В старших классах я поступил в духовой марширующий оркестр. Из-за наших шапок с плюмажами и ярких, тесных униформ мне казалось, что я попал в армию. В те годы быть в марширующем оркестре значило почти то же самое, что быть прокаженным, но мне нравилось ощущать мощь, частью которой становишься, играя с сорока остальными музыкантами.

Я прошел путь от бас-барабанщика до цимбалиста и, наконец, до первого ритм-барабанщика. Ударнику, если он хочет развить у себя устойчивое чувство времени, следует прежде всего освоить базовые ритмы на ведущем, «рабочем» барабане (в культурах индейцев их называют «дедушкин ритм») — это очень важно. Я зарабатывал право играть сложные ритмические нюансы в партиях различных ударных.
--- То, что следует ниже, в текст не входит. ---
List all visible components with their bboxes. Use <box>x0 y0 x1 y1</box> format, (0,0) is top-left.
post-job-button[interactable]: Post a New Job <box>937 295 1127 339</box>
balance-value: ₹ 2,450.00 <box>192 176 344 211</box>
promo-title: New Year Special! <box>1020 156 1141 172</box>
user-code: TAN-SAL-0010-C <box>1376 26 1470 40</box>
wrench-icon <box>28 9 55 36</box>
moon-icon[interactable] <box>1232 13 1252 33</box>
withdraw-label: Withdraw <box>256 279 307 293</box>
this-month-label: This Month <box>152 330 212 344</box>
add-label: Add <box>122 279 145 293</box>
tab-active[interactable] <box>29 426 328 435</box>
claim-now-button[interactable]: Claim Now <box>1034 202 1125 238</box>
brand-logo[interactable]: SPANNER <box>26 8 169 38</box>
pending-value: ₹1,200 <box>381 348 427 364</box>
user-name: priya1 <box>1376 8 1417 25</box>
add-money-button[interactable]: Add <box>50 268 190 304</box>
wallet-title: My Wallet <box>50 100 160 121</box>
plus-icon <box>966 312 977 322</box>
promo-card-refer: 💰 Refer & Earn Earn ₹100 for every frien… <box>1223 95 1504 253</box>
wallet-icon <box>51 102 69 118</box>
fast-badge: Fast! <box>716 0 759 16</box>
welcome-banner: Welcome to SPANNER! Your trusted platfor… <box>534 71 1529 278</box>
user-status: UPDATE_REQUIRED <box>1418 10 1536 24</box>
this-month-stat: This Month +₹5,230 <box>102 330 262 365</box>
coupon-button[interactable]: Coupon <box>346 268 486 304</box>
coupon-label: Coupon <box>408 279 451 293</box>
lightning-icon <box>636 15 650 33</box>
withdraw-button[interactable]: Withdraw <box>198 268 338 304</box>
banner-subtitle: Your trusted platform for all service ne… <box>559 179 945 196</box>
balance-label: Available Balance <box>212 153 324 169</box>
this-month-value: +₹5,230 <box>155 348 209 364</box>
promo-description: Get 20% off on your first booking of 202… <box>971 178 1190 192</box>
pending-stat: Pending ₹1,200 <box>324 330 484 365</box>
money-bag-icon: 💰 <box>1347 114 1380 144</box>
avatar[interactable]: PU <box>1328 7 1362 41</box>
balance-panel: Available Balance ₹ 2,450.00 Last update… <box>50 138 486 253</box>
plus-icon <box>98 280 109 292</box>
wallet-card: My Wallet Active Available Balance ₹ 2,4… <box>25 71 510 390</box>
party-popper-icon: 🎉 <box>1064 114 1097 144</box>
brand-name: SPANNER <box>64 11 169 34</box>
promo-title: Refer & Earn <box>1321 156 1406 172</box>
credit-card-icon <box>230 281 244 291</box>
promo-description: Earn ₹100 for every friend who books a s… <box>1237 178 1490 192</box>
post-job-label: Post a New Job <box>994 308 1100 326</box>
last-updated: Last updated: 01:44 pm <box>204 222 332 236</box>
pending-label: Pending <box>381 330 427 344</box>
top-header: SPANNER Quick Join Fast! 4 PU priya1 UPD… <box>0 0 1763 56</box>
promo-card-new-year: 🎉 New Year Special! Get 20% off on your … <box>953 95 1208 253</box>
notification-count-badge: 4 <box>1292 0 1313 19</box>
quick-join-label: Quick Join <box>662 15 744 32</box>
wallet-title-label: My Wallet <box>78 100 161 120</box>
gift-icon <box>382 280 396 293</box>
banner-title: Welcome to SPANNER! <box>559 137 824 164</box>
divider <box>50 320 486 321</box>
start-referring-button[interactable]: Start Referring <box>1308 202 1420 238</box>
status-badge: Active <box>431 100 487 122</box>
Играя на барабанной установке, вы складываете эти нюансы воедино и играете на разных ударных инструментах одновременно: на ведущем, басовом, тамтамах и цимбалах-«тарелках». Мне посчастливилось изучать каждый ударный инструмент в отдельности, поэтому у меня было доскональное понимание, когда я, наконец, уселся за «кухню»[9].


* * *


Шел 1960 год. Кеннеди дебатировал с Никсоном. «Пираты» побили «Янки» в «Мировой серии». «Вайетт Эрп» был самым популярным телешоу, и «Квартира» получила «Оскар» за лучший фильм года. Певцы типа Пета Буна и Фабиана оккупировали вершины поп-чартов.

Быть музыкантом еще не было круто. Верхом крутизны считалось играть в футбольной команде. Далее по шкале следовали баскетболисты, бейсболисты, легкоатлеты и, наконец, теннисисты. Спортивные пацаны в свитерах с надписями владели воображением девчонок. Если вы ходили на теннисный корт, вас могли принимать за гея — впрочем, тогда их называли педиками.

Я ходил на теннисный корт (где вовсе не блистал) и в довершение, выступал в марширующем оркестре. Оглядываясь назад, музыка была моим спасением в те одинокие отроческие годы — и осталась им, как выяснилось впоследствии.